Fakülte programının temel bilimleri ve klinik dersleri öğretmekle sınırlı olmadığını vurgulayan Güzoğlu, öğrencilere liderlik becerileri kazandırmak, hasta merkezli sağlık hizmeti sunmak, hastalarla etkili iletişim kurmak, meslekler arası iş birliği becerileri geliştirmelerine yardımcı olmak gibi birçok yetkinliği kazandırmayı hedeflediklerini söyledi.

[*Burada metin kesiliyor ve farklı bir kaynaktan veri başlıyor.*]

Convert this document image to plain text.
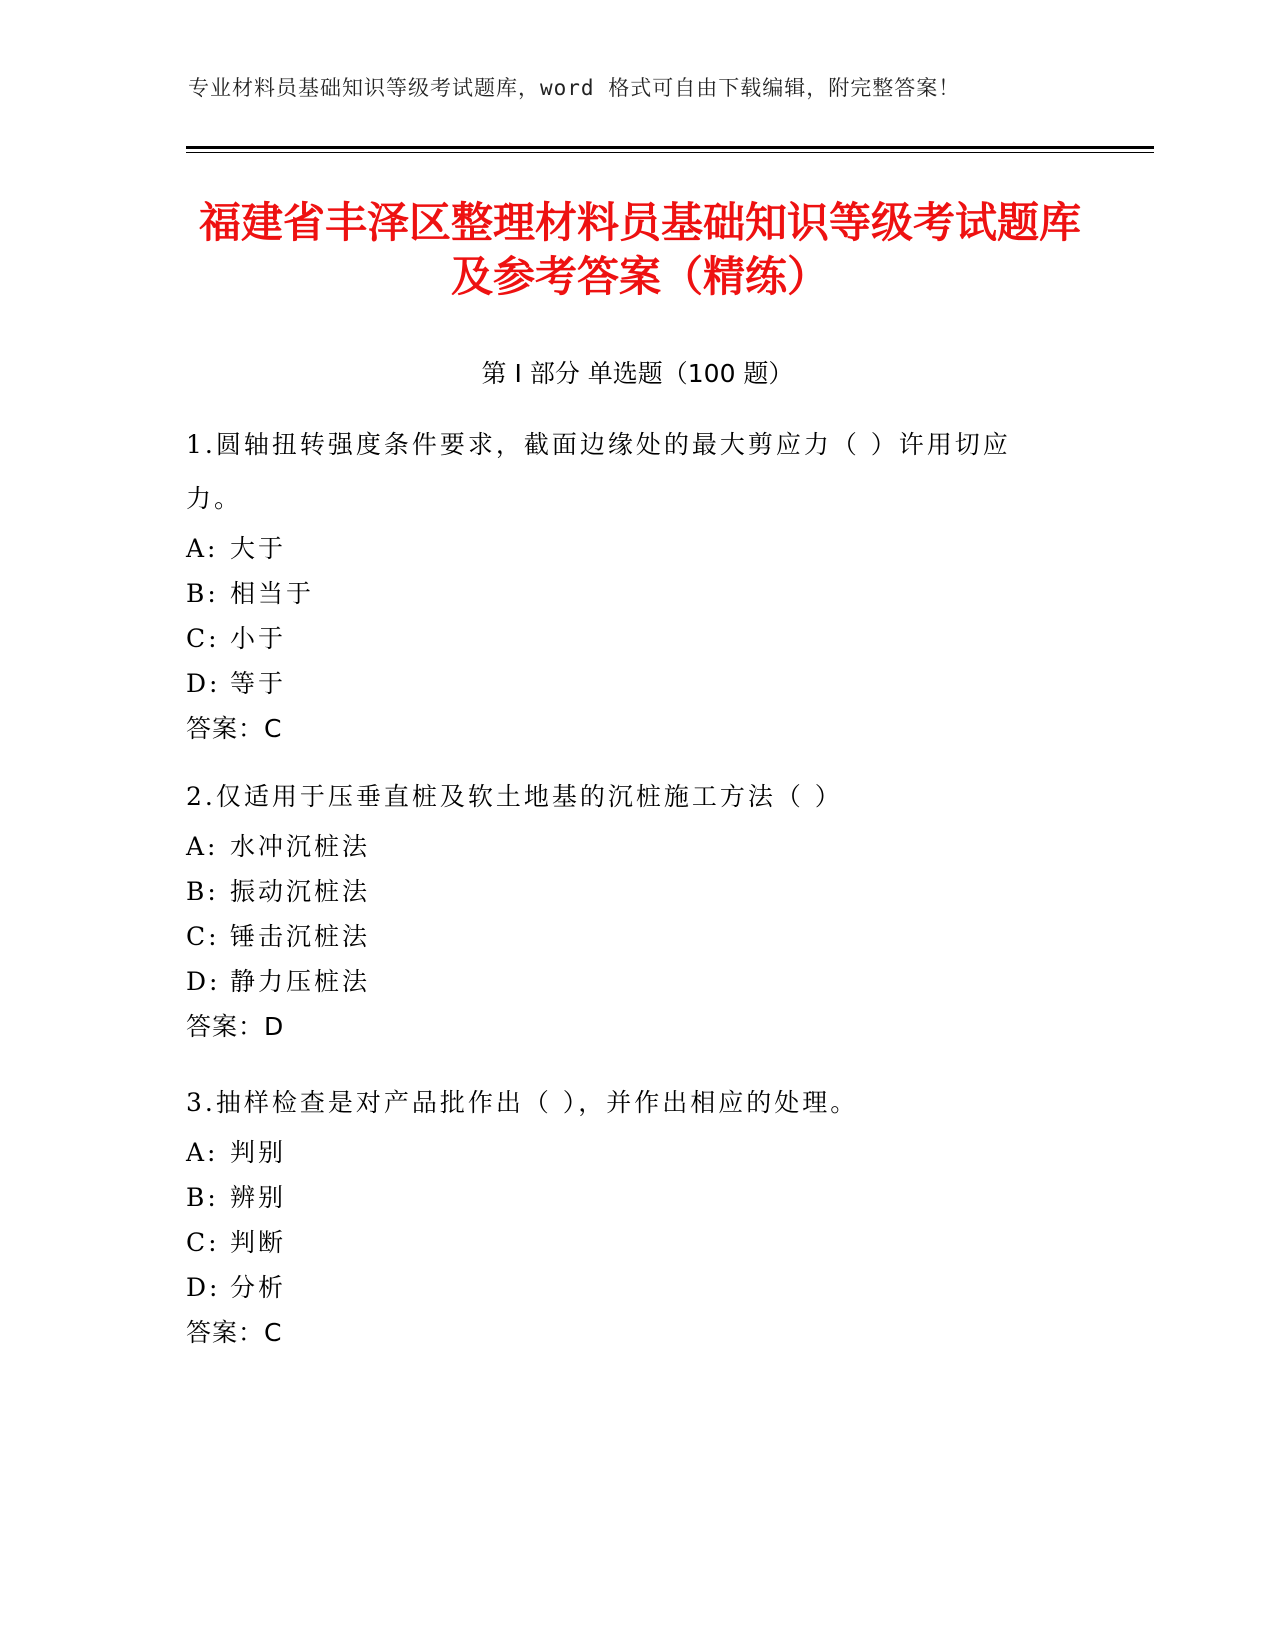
专业材料员基础知识等级考试题库，word 格式可自由下载编辑，附完整答案！
福建省丰泽区整理材料员基础知识等级考试题库及参考答案（精练）
第 I 部分 单选题（100 题）
1.圆轴扭转强度条件要求，截面边缘处的最大剪应力（ ）许用切应力。
A: 大于
B: 相当于
C: 小于
D: 等于
答案：C
2.仅适用于压垂直桩及软土地基的沉桩施工方法（ ）
A: 水冲沉桩法
B: 振动沉桩法
C: 锤击沉桩法
D: 静力压桩法
答案：D
3.抽样检查是对产品批作出（ ），并作出相应的处理。
A: 判别
B: 辨别
C: 判断
D: 分析
答案：C
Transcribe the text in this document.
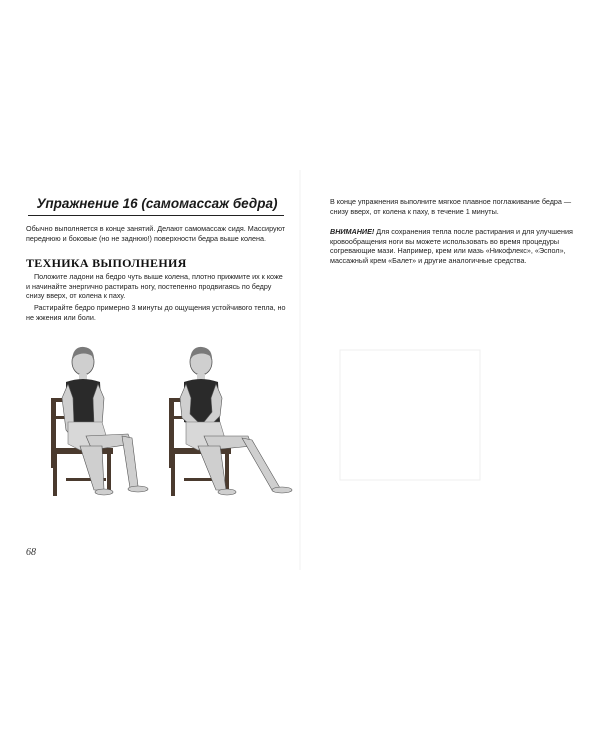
Упражнение 16 (самомассаж бедра)
Обычно выполняется в конце занятий. Делают самомассаж сидя. Массируют переднюю и боковые (но не заднюю!) поверхности бедра выше колена.
ТЕХНИКА ВЫПОЛНЕНИЯ
Положите ладони на бедро чуть выше колена, плотно прижмите их к коже и начинайте энергично растирать ногу, постепенно продвигаясь по бедру снизу вверх, от колена к паху.
Растирайте бедро примерно 3 минуты до ощущения устойчивого тепла, но не жжения или боли.
68
В конце упражнения выполните мягкое плавное поглаживание бедра — снизу вверх, от колена к паху, в течение 1 минуты.
ВНИМАНИЕ! Для сохранения тепла после растирания и для улучшения кровообращения ноги вы можете использовать во время процедуры согревающие мази. Например, крем или мазь «Никофлекс», «Эспол», массажный крем «Балет» и другие аналогичные средства.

Güzoğlu, bilimsel araştırmaları teşvik ettiklerini, daha ilk yıldan itibaren öğrencilerin araştırma projelerine dahil olduğunu belirterek, sosyal sorumluluk projelerine önem verdiklerini de kaydetti. Güzoğlu, öğrencilerinin toplum sağlığı ve dezavantajlı grupların desteklenmesi gibi projelerde aktif görev aldığını söyledi. Güzoğlu ayrıca, ikinci sınıftan itibaren öğrencilerin hastalarla hem kendi kliniklerinde hem de Gazimağusa Devlet Hastanesi'nde karşılaşmasını sağladıklarına da dikkat çekti. Güzoğlu, “Sadece iyi doktorlar değil, topluma duyarlı hekimler yetiştirmeyi amaçlıyoruz." diye konuştu.

 

Öğrenciler… Mezunlar… 23 ülkeden 230 mezun

Şimdiye kadar 230 civarında mezun verildiğini, mezunların yüzde 30'unun KKTC'den, yüzde 20'sinin Türkiye'den ve yüzde 50'sinin de uluslararası öğrencilerden oluştuğunu belirten Güzoğlu, halihazırda 23 farklı ülkeden mezunları bulunduğunu kaydetti.

Mezun takip sistemini geliştirmeye çalıştıklarını ancak ellerinde mezunlarıyla ilgili gerekli bilgilerin olduğunu anlatan Güzoğlu, hem Kıbrıs'a gelip çeşitli branşlarda çalışan hem de yurt dışında büyük başarılar elde eden mezunları bulunduğunu ve kendileriyle iletişim içerisinde olduklarını vurguladı.

 

Hedefler…

Fakültenin hedeflerinden de bahseden Güzoğlu, yüksek lisans, doktora ve master programı açmayı, uluslararası iş birliklerini geliştirmeyi, öğrenci değişim programlarını ve bilimsel araştırmaları artırmayı hedeflediklerini kaydetti.